HHJ Kloss reiterated that to grant a set aside application was an exercise of the court’s discretion. Regard may be had to ‘other factors’ in declining to exercise its discretion and there were several factors here. The Husband chose to assume control of the riskier assets under the terms of settlement and “it is axiomatic that if a party chooses pressure and risk, it is a very steep hill to climb to avoid the downside of that risk”. 

Moreover there were sound public policy reasons to preserve the finality of litigation. Notably, for the Husband’s present application alone the parties had together expended £113,032. 

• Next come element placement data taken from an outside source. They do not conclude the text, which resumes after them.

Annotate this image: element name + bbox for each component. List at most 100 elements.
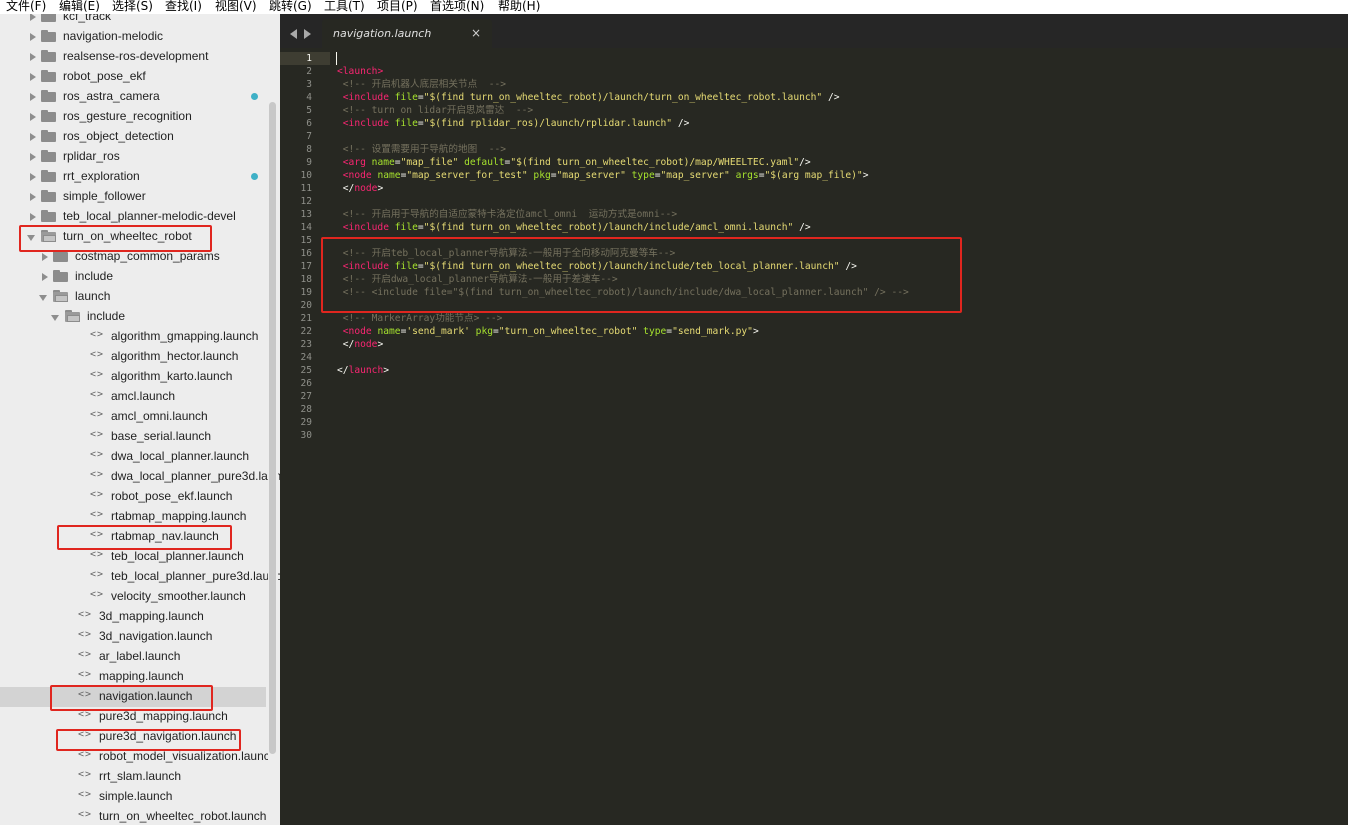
folder-row[interactable]: ros_object_detection bbox=[0, 127, 266, 147]
code-token: <include bbox=[342, 222, 389, 233]
file-row[interactable]: <> velocity_smoother.launch bbox=[0, 587, 266, 607]
folder-row[interactable]: ros_gesture_recognition bbox=[0, 107, 266, 127]
code-token: "send_mark.py" bbox=[672, 326, 753, 337]
folder-icon bbox=[41, 50, 56, 62]
chevron-right-icon[interactable] bbox=[30, 173, 36, 181]
folder-row[interactable]: launch bbox=[0, 287, 266, 307]
line-number: 20 bbox=[300, 300, 312, 311]
sidebar-scroll-thumb[interactable] bbox=[269, 102, 276, 754]
sidebar-scrollbar[interactable] bbox=[268, 14, 278, 825]
tab-prev-icon[interactable] bbox=[290, 29, 297, 39]
file-row[interactable]: <> rtabmap_mapping.launch bbox=[0, 507, 266, 527]
chevron-right-icon[interactable] bbox=[42, 273, 48, 281]
chevron-right-icon[interactable] bbox=[30, 14, 36, 21]
file-row[interactable]: <> mapping.launch bbox=[0, 667, 266, 687]
code-line: <node name="map_server_for_test" pkg="ma… bbox=[337, 169, 869, 182]
tab-next-icon[interactable] bbox=[304, 29, 311, 39]
menu-find[interactable]: 查找(I) bbox=[165, 0, 202, 13]
file-row[interactable]: <> amcl.launch bbox=[0, 387, 266, 407]
menu-help[interactable]: 帮助(H) bbox=[498, 0, 540, 13]
chevron-right-icon[interactable] bbox=[30, 213, 36, 221]
menu-tools[interactable]: 工具(T) bbox=[324, 0, 365, 13]
folder-row[interactable]: robot_pose_ekf bbox=[0, 67, 266, 87]
chevron-right-icon[interactable] bbox=[42, 253, 48, 261]
chevron-right-icon[interactable] bbox=[30, 153, 36, 161]
file-row[interactable]: <> simple.launch bbox=[0, 787, 266, 807]
close-icon[interactable]: × bbox=[471, 26, 481, 40]
line-number: 29 bbox=[300, 417, 312, 428]
chevron-right-icon[interactable] bbox=[30, 113, 36, 121]
code-line: <include file="$(find turn_on_wheeltec_r… bbox=[337, 221, 811, 234]
tab-navigation-launch[interactable]: navigation.launch × bbox=[322, 19, 492, 48]
folder-row[interactable]: include bbox=[0, 307, 266, 327]
file-row[interactable]: <> amcl_omni.launch bbox=[0, 407, 266, 427]
chevron-right-icon[interactable] bbox=[30, 33, 36, 41]
line-number: 2 bbox=[306, 66, 312, 77]
chevron-right-icon[interactable] bbox=[30, 73, 36, 81]
menu-view[interactable]: 视图(V) bbox=[215, 0, 257, 13]
chevron-right-icon[interactable] bbox=[30, 93, 36, 101]
chevron-down-icon[interactable] bbox=[39, 295, 47, 301]
code-line: <arg name="map_file" default="$(find tur… bbox=[337, 156, 811, 169]
folder-icon bbox=[41, 150, 56, 162]
folder-row[interactable]: navigation-melodic bbox=[0, 27, 266, 47]
folder-row[interactable]: rplidar_ros bbox=[0, 147, 266, 167]
file-row[interactable]: <> 3d_mapping.launch bbox=[0, 607, 266, 627]
code-token: > bbox=[377, 339, 384, 350]
tree-item-label: rtabmap_mapping.launch bbox=[111, 509, 247, 523]
folder-row[interactable]: ros_astra_camera bbox=[0, 87, 266, 107]
code-editor[interactable]: 1 2 3 4 5 6 7 8 9 10 11 12 13 14 15 16 17 18 19 20 21 22 23 24 2… bbox=[280, 48, 1348, 825]
folder-row[interactable]: include bbox=[0, 267, 266, 287]
chevron-right-icon[interactable] bbox=[30, 193, 36, 201]
chevron-down-icon[interactable] bbox=[51, 315, 59, 321]
code-line: <!-- turn on lidar开启思岚雷达 --> bbox=[337, 104, 533, 117]
tree-item-label: robot_model_visualization.launch bbox=[99, 749, 277, 763]
menu-edit[interactable]: 编辑(E) bbox=[59, 0, 100, 13]
folder-icon bbox=[41, 190, 56, 202]
code-token: "$(find rplidar_ros)/launch/rplidar.laun… bbox=[423, 118, 673, 129]
chevron-right-icon[interactable] bbox=[30, 133, 36, 141]
folder-icon bbox=[41, 170, 56, 182]
folder-row[interactable]: teb_local_planner-melodic-devel bbox=[0, 207, 266, 227]
line-number: 21 bbox=[300, 313, 312, 324]
tab-title: navigation.launch bbox=[333, 27, 432, 40]
code-token: <!-- MarkerArray功能节点> --> bbox=[337, 313, 503, 324]
file-row[interactable]: <> teb_local_planner.launch bbox=[0, 547, 266, 567]
file-row[interactable]: <> teb_local_planner_pure3d.launch bbox=[0, 567, 280, 587]
file-row[interactable]: <> algorithm_hector.launch bbox=[0, 347, 266, 367]
highlight-box-planner-code bbox=[321, 237, 962, 313]
file-code-icon: <> bbox=[78, 809, 93, 820]
file-row[interactable]: <> base_serial.launch bbox=[0, 427, 266, 447]
menu-file[interactable]: 文件(F) bbox=[6, 0, 46, 13]
code-token: </ bbox=[337, 365, 349, 376]
file-row[interactable]: <> ar_label.launch bbox=[0, 647, 266, 667]
file-row[interactable]: <> rrt_slam.launch bbox=[0, 767, 266, 787]
menu-preferences[interactable]: 首选项(N) bbox=[430, 0, 484, 13]
code-token: /> bbox=[672, 118, 690, 129]
file-row[interactable]: <> dwa_local_planner.launch bbox=[0, 447, 266, 467]
file-row[interactable]: <> robot_pose_ekf.launch bbox=[0, 487, 266, 507]
tree-item-label: ros_object_detection bbox=[63, 129, 174, 143]
folder-row[interactable]: kcf_track bbox=[0, 14, 266, 27]
file-row[interactable]: <> algorithm_gmapping.launch bbox=[0, 327, 266, 347]
menu-goto[interactable]: 跳转(G) bbox=[269, 0, 312, 13]
tree-item-label: amcl_omni.launch bbox=[111, 409, 208, 423]
file-code-icon: <> bbox=[90, 569, 105, 580]
chevron-right-icon[interactable] bbox=[30, 53, 36, 61]
tree-item-label: dwa_local_planner.launch bbox=[111, 449, 250, 463]
menu-project[interactable]: 项目(P) bbox=[377, 0, 418, 13]
file-code-icon: <> bbox=[90, 489, 105, 500]
code-token: "$(find turn_on_wheeltec_robot)/launch/i… bbox=[423, 222, 794, 233]
menu-selection[interactable]: 选择(S) bbox=[112, 0, 153, 13]
folder-row[interactable]: realsense-ros-development bbox=[0, 47, 266, 67]
code-token: launch bbox=[348, 365, 384, 376]
file-row[interactable]: <> turn_on_wheeltec_robot.launch bbox=[0, 807, 266, 825]
folder-row[interactable]: simple_follower bbox=[0, 187, 266, 207]
folder-row[interactable]: rrt_exploration bbox=[0, 167, 266, 187]
file-row[interactable]: <> algorithm_karto.launch bbox=[0, 367, 266, 387]
tree-item-label: rrt_exploration bbox=[63, 169, 140, 183]
code-token: node bbox=[354, 339, 378, 350]
file-row[interactable]: <> dwa_local_planner_pure3d.launch bbox=[0, 467, 280, 487]
file-row[interactable]: <> 3d_navigation.launch bbox=[0, 627, 266, 647]
tree-item-label: pure3d_mapping.launch bbox=[99, 709, 228, 723]
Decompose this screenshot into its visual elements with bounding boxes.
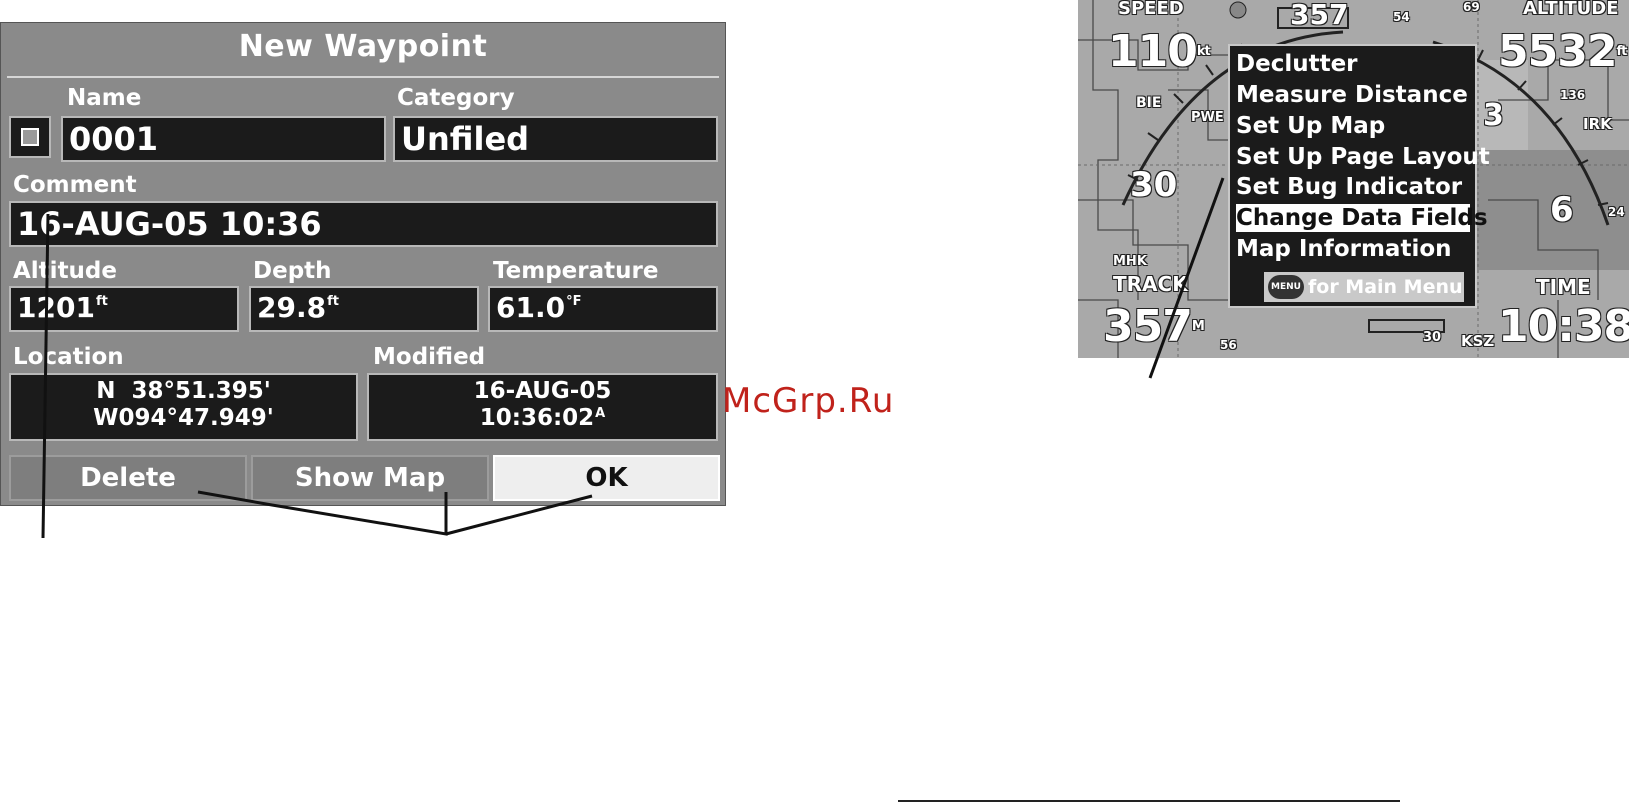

HW is another authority in a long line of case law where a party has unsuccessfully argued a final order should be set aside owing to a ‘Barder event’

It is therefore a recent illustration of a classic proposition: a true Barder event is highly fact specific and remains exceptional.    

The full judgment is here : HW & WW (Covid 19 pandemic : set aside a financial remedy consent order?) [2021] EWFC B20 (26 November 2021).